In a submission to a parliamentary committee reviewing the bill, Facebook said, “Blanket rules requiring data retention and accessibility are blunt tools, which have the potential to infringe on civil liberties and constrain economic growth.”
This new piece of surveillance legislation comes at a time when government spying is a hot topic across the world. Former government contractor Edward Snowden recently leaked information about mass US and UK surveillance programs to The Guardian newspaper.
The actions of Snowden, currently enjoying temporary asylum in Russia, have opened up debate about the balances between protecting national security while at the same time ensuring information privacy for citizens.
And with the US Director of National Intelligence this week revealing that the NSA had inadvertently hoovered up 56,000 emails per year from innocent members of the public while spying on potential terrorists, it’s no wonder that this new piece of legislation is a cause for concern for New Zealanders.
Image of New Zealand courtesy of Shutterstock.
Encrypt everything always.
How depressing.
I saw the headline and assumed the bill prevented the spying. Oh well, apparently people everywhere don't have any say in their (alleged) "governance."
I had assumed politics was irretrievably sold to the highest bidder only here in the US. My condolences to all you Kiwis who'd hoped reason would prevail.
Cliff: I can empathize with your disappointment. The good news is that many others like you are waking up to the fact that changing the people who operate such a broken system won't change the system itself, which has too much power. New people will just be corrupted by it.
I think I can understand the politicians' desire for more control over "national security". But people like the Kiwi prime minister are the same as people everywhere, who judge themselves by their intentions and judge others by their actions. It's inconceivable to them that they could possibly be the bad guys, simply because their intentions tell them "We're the good guys."
That's why it won't do any good to just change the people who operate the machinery of state. The machine itself is the problem. Real governance can only be provided by real government, not by a political state that can be sold to the highest bidder. That kind of crony corporatism doesn't govern any better in NZ than it does in the USA.
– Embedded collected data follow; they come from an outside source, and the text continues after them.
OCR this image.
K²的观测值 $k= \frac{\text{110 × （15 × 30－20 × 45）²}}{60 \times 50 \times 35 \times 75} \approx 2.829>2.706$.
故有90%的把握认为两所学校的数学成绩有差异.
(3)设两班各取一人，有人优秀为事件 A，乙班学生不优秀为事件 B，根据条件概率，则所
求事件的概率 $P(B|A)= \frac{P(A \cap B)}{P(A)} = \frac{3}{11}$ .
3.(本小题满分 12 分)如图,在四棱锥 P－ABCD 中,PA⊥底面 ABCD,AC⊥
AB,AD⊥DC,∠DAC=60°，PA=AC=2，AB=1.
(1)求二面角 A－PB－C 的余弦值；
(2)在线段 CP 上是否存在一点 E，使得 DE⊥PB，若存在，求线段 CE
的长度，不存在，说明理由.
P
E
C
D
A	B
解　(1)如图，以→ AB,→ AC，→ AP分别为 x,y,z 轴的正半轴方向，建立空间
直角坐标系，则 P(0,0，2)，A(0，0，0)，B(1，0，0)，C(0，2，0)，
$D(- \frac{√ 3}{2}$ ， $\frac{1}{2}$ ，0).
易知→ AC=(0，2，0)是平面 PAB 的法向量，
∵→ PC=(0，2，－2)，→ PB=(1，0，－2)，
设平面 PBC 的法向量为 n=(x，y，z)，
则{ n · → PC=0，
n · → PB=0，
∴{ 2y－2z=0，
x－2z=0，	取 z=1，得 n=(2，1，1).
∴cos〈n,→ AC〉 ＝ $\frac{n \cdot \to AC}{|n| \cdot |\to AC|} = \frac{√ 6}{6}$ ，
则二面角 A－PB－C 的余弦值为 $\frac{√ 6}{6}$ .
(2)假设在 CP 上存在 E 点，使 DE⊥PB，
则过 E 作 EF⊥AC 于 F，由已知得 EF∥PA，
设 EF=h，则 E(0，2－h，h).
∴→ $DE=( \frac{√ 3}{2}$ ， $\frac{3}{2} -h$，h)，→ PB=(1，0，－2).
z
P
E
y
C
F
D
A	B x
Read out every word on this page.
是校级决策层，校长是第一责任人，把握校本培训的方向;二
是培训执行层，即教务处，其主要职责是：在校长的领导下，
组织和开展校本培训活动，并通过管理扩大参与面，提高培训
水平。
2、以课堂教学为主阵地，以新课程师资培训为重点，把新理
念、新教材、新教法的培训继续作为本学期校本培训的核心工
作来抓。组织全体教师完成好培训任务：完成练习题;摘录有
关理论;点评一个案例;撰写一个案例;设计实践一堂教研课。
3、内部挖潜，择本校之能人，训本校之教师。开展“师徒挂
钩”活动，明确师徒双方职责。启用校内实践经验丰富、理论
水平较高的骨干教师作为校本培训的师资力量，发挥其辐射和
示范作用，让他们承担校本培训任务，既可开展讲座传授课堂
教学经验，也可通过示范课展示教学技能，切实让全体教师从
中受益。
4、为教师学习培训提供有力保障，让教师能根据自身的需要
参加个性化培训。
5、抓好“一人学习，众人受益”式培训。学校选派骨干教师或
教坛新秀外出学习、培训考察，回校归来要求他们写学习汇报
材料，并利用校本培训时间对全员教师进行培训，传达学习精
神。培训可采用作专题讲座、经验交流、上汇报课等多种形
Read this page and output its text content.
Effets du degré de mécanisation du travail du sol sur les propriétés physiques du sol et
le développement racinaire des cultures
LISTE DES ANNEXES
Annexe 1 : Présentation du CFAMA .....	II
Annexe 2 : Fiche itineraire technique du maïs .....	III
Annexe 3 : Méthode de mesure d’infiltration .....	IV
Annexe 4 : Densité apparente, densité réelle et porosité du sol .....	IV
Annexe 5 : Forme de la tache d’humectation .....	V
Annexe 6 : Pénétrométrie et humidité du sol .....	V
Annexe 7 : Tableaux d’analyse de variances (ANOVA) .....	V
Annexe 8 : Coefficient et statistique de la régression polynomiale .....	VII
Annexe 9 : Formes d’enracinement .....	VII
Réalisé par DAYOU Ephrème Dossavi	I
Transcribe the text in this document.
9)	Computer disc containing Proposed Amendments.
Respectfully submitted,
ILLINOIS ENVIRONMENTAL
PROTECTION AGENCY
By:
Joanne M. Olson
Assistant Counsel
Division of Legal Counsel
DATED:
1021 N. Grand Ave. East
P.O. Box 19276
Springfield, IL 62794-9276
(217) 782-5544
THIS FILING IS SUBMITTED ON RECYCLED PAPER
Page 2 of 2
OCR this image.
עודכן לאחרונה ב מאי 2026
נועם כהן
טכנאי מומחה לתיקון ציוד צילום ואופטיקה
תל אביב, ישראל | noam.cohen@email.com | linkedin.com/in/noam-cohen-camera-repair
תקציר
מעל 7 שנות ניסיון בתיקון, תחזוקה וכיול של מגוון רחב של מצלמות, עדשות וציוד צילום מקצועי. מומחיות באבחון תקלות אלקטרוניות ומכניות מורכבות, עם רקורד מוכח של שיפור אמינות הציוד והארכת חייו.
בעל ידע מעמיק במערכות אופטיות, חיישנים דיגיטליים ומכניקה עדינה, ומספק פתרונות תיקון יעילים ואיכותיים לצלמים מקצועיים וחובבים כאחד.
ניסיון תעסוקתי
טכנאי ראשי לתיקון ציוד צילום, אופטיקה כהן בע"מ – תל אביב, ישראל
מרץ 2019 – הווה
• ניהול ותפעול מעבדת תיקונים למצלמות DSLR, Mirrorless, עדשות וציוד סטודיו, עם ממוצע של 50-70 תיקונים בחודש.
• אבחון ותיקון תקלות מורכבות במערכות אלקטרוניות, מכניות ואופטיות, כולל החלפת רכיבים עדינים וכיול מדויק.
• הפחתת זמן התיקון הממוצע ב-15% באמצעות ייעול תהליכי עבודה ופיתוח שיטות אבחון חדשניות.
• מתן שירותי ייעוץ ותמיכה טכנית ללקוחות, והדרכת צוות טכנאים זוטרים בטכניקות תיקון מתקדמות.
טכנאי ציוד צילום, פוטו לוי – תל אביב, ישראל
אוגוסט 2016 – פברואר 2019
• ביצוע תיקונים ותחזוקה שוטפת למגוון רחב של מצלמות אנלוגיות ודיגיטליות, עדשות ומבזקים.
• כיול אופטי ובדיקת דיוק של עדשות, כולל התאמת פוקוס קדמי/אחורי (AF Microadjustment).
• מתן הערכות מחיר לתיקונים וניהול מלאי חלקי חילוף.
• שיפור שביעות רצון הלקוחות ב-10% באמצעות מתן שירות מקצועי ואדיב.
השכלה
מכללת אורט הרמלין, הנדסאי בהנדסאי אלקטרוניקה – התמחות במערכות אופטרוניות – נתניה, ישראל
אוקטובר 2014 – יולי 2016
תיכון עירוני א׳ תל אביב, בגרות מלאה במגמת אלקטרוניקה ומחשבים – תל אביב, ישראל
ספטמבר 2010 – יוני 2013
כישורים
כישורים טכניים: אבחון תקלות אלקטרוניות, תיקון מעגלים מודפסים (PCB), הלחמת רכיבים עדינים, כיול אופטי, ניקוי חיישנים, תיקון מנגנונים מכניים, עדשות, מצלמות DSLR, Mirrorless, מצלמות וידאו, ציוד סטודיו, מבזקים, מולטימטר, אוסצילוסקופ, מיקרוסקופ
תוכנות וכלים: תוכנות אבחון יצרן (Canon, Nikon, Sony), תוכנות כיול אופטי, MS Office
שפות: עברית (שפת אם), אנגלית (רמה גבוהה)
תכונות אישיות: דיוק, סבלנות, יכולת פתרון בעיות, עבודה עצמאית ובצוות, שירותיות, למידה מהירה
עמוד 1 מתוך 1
"But people like the Kiwi prime minister are the same as people everywhere, who judge themselves by their intentions and judge others by their actions. It's inconceivable to them that they could possibly be the bad guys, simply because their intentions tell them "We're the good guys.""
That is an incredibly valuable insight, I never thought of the 'double standard' of people's judgment like that. I can see it applies generally, but really has consequences when the individual is in a position of power.
Thanks, Vito. Now the question becomes how do you reach someone who is convinced that they can't be wrong.
I agree with your conclusion, 'the system' is a self sustaining juggernaut with no respect for individualism. We need a lot more people coming to this realization before there's any hope of fixing things…
I'm absolutely astounded that got passed at a time like this.
New Zealand is a member of the so-called "Five Eyes" group (with Australia, Canada, the UK and the US). Presumably this increase of data collection by New Zealand's GCSB also means increased sharing and mining of that same data by the other four 'intelligence partner' countries?
Wow.
Just goes to show how governments only want to control the peoples of a country. I am sure it is a sad day for all in New Zealand.